The Canadian company, formerly known as Research in Motion (RIM), entered the marketplace in 1984 as a provider of advanced pagers before moving towards the classic BlackBerry phone design that truly revolutionized the corporate email game. As the company evolved, a greater focus was placed on the convergent nature of its technology and certain device features, like drupelet-shaped keys (leading to the BlackBerry name) and trackball pointers, became hallmarks of the brand.

Despite continued heavy usage by government agencies and transit staff, primarily thanks to high-security encryption features, the loss statement came alongside an update that the company has agreed to sell itself for $4.7 billion. BlackBerry’s largest shareholder, Fairfax Financial, headed by a former BlackBerry board member, will likely be the company’s purchaser – with a deal scheduled for early November. The deal gives the company additional time to strategize and attempt to revamp their image. Current plans include to exclusively market two devices moving forward: high-end handheld phones targeted towards the business market.

What does this mean for the world of technology staffing? As a result of the major revenue loss, BlackBerry will be slashing over a third of their global workforce. These 4,500 job cuts come after several other major rounds of job cuts in the past twelve months. One less competitor in the world of mobile technology and a significant addition to the I.T. candidate pool will help drive the action towards Android and iOS-related businesses.

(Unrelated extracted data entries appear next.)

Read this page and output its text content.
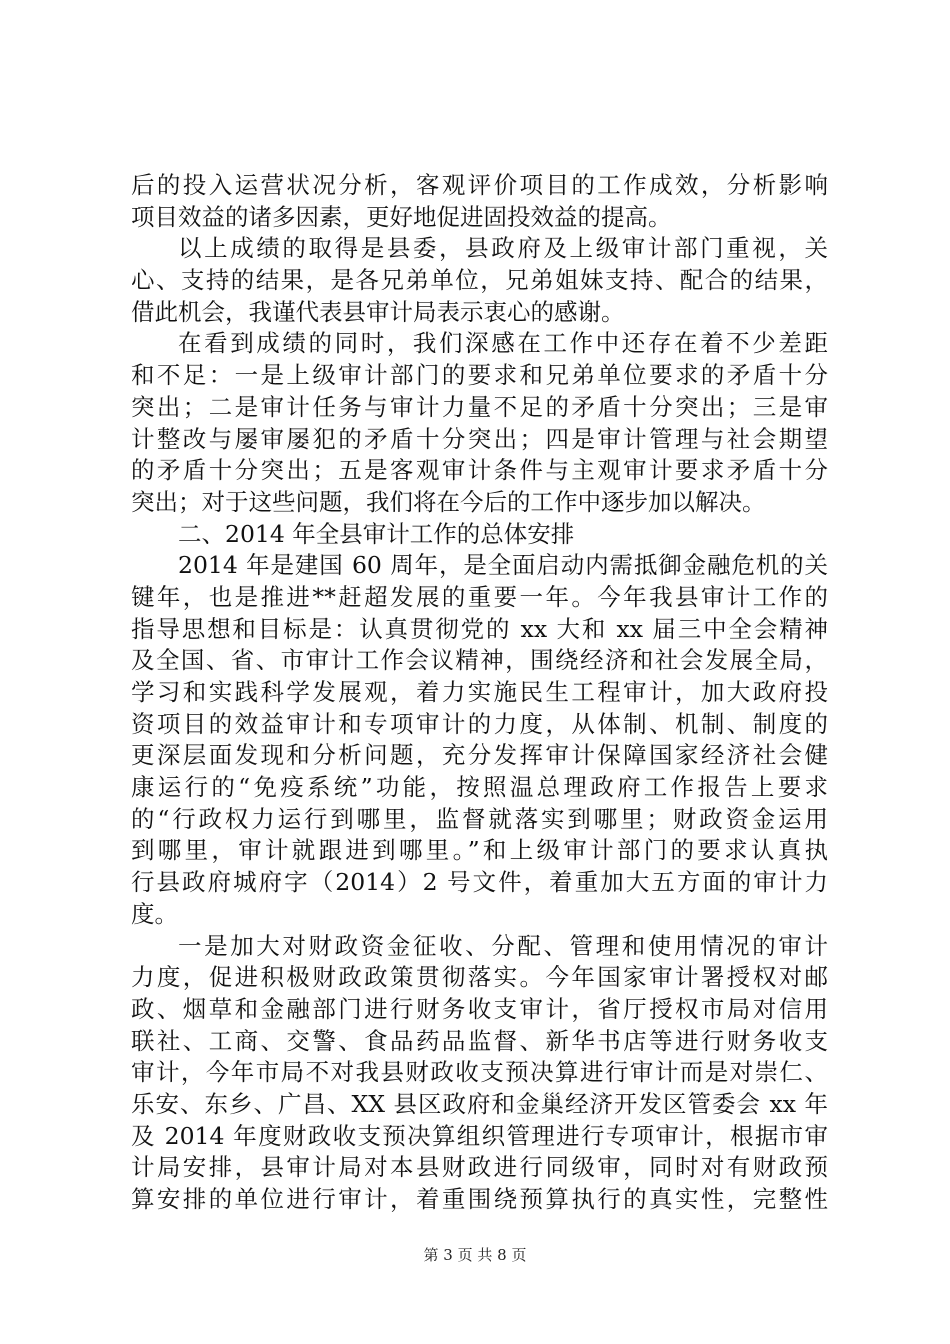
后的投入运营状况分析，客观评价项目的工作成效，分析影响
项目效益的诸多因素，更好地促进固投效益的提高。
以上成绩的取得是县委，县政府及上级审计部门重视，关
心、支持的结果，是各兄弟单位，兄弟姐妹支持、配合的结果，
借此机会，我谨代表县审计局表示衷心的感谢。
在看到成绩的同时，我们深感在工作中还存在着不少差距
和不足：一是上级审计部门的要求和兄弟单位要求的矛盾十分
突出；二是审计任务与审计力量不足的矛盾十分突出；三是审
计整改与屡审屡犯的矛盾十分突出；四是审计管理与社会期望
的矛盾十分突出；五是客观审计条件与主观审计要求矛盾十分
突出；对于这些问题，我们将在今后的工作中逐步加以解决。
二、2014 年全县审计工作的总体安排
2014 年是建国 60 周年，是全面启动内需抵御金融危机的关
键年，也是推进**赶超发展的重要一年。今年我县审计工作的
指导思想和目标是：认真贯彻党的 xx 大和 xx 届三中全会精神
及全国、省、市审计工作会议精神，围绕经济和社会发展全局，
学习和实践科学发展观，着力实施民生工程审计，加大政府投
资项目的效益审计和专项审计的力度，从体制、机制、制度的
更深层面发现和分析问题，充分发挥审计保障国家经济社会健
康运行的“免疫系统”功能，按照温总理政府工作报告上要求
的“行政权力运行到哪里，监督就落实到哪里；财政资金运用
到哪里，审计就跟进到哪里。”和上级审计部门的要求认真执
行县政府城府字（2014）2 号文件，着重加大五方面的审计力
度。
一是加大对财政资金征收、分配、管理和使用情况的审计
力度，促进积极财政政策贯彻落实。今年国家审计署授权对邮
政、烟草和金融部门进行财务收支审计，省厅授权市局对信用
联社、工商、交警、食品药品监督、新华书店等进行财务收支
审计，今年市局不对我县财政收支预决算进行审计而是对崇仁、
乐安、东乡、广昌、XX 县区政府和金巢经济开发区管委会 xx 年
及 2014 年度财政收支预决算组织管理进行专项审计，根据市审
计局安排，县审计局对本县财政进行同级审，同时对有财政预
算安排的单位进行审计，着重围绕预算执行的真实性，完整性
第 3 页 共 8 页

With BlackBerry’s development team utilizing a wide range of technologies and programming languages (HTML, AIR, C++, etc.) the market is open for a diverse set of professionals looking for work in multiple locations, including their global headquarters in Ottawa, Canada and offices in Texas and the United Kingdom. This continues a trend over the past few years of former BlackBerry professionals trickling back into the marketplace, first from top executives and now individual developer contributors that provided the infrastructure support behind their systems.